Beni kesin değiştirdiniz. Ama bu nasıl bir değişim inanın bilemiyorum. Ne tarifi var, ne de anlatılabilecek bir eylemlilik hali. En başa dönersek, adım adım belki bunu siz görüp anlayabilirsiniz.

Ve biliyor musunuz sizinle yaşamda yan yana yürümeyi düşündükçe nefesim kesiliyor. Bugün Kyoto’nun çarşılarından söz edince, bir ân Kadıköy çarşısını birlikte adımladığımızı düşündüm. Sonra Moda burnuna değin yürüyerek çay bahçesinde nefeslenip çayımızı simitlerle yudumladığımızın silueti geçti gözlerimin önünden.

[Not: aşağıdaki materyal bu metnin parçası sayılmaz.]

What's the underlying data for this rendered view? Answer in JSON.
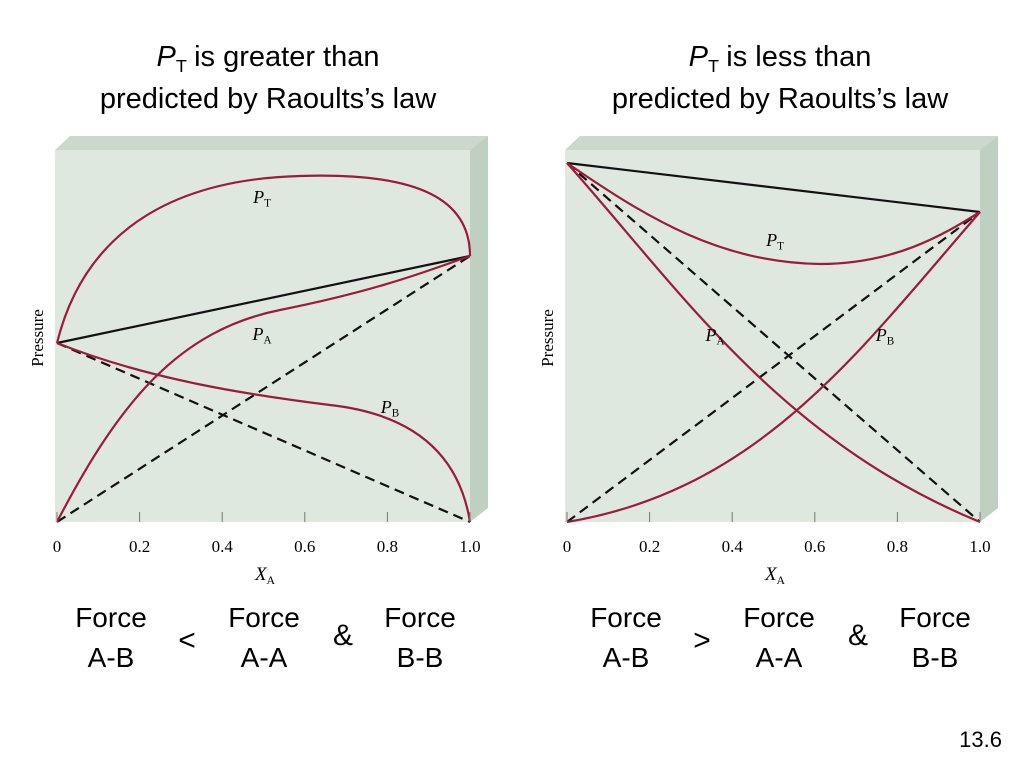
{
  "panels": [
    {
      "title": {
        "symbol": "P",
        "subscript": "T",
        "text": "is greater than",
        "line2": "predicted by Raoults’s law"
      },
      "y_label": "Pressure",
      "x_label": {
        "symbol": "X",
        "subscript": "A"
      },
      "x_ticks": [
        "0",
        "0.2",
        "0.4",
        "0.6",
        "0.8",
        "1.0"
      ],
      "curve_labels": [
        {
          "symbol": "P",
          "subscript": "T"
        },
        {
          "symbol": "P",
          "subscript": "A"
        },
        {
          "symbol": "P",
          "subscript": "B"
        }
      ],
      "comparison": {
        "left": [
          "Force",
          "A-B"
        ],
        "operator": "<",
        "middle": [
          "Force",
          "A-A"
        ],
        "joiner": "&",
        "right": [
          "Force",
          "B-B"
        ]
      }
    },
    {
      "title": {
        "symbol": "P",
        "subscript": "T",
        "text": "is less than",
        "line2": "predicted by Raoults’s law"
      },
      "y_label": "Pressure",
      "x_label": {
        "symbol": "X",
        "subscript": "A"
      },
      "x_ticks": [
        "0",
        "0.2",
        "0.4",
        "0.6",
        "0.8",
        "1.0"
      ],
      "curve_labels": [
        {
          "symbol": "P",
          "subscript": "T"
        },
        {
          "symbol": "P",
          "subscript": "A"
        },
        {
          "symbol": "P",
          "subscript": "B"
        }
      ],
      "comparison": {
        "left": [
          "Force",
          "A-B"
        ],
        "operator": ">",
        "middle": [
          "Force",
          "A-A"
        ],
        "joiner": "&",
        "right": [
          "Force",
          "B-B"
        ]
      }
    }
  ],
  "slide_number": "13.6"
}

Oysa olamayacak bir şey değildi bu.

Artık “şark görevi”ni tamamlayıp köklerine dönmeli. İnanın Burada yaşayarak daha iyi yazacaksınız. Çünkü siz artık dünyalı olmak gibi bir kavramı da aşarak yaşıyor, düşünüyorsunuz.

Merak ediyorum şimdilerde neler yazıp, tez için nelerle/nasıl yol alacaksınız. Artık ertelemek yok güzelim, başladığınız şeyi nihayete erdireceksiniz eninde sonunda.

Özlemle kucaklayıp öpüyorum canın canını.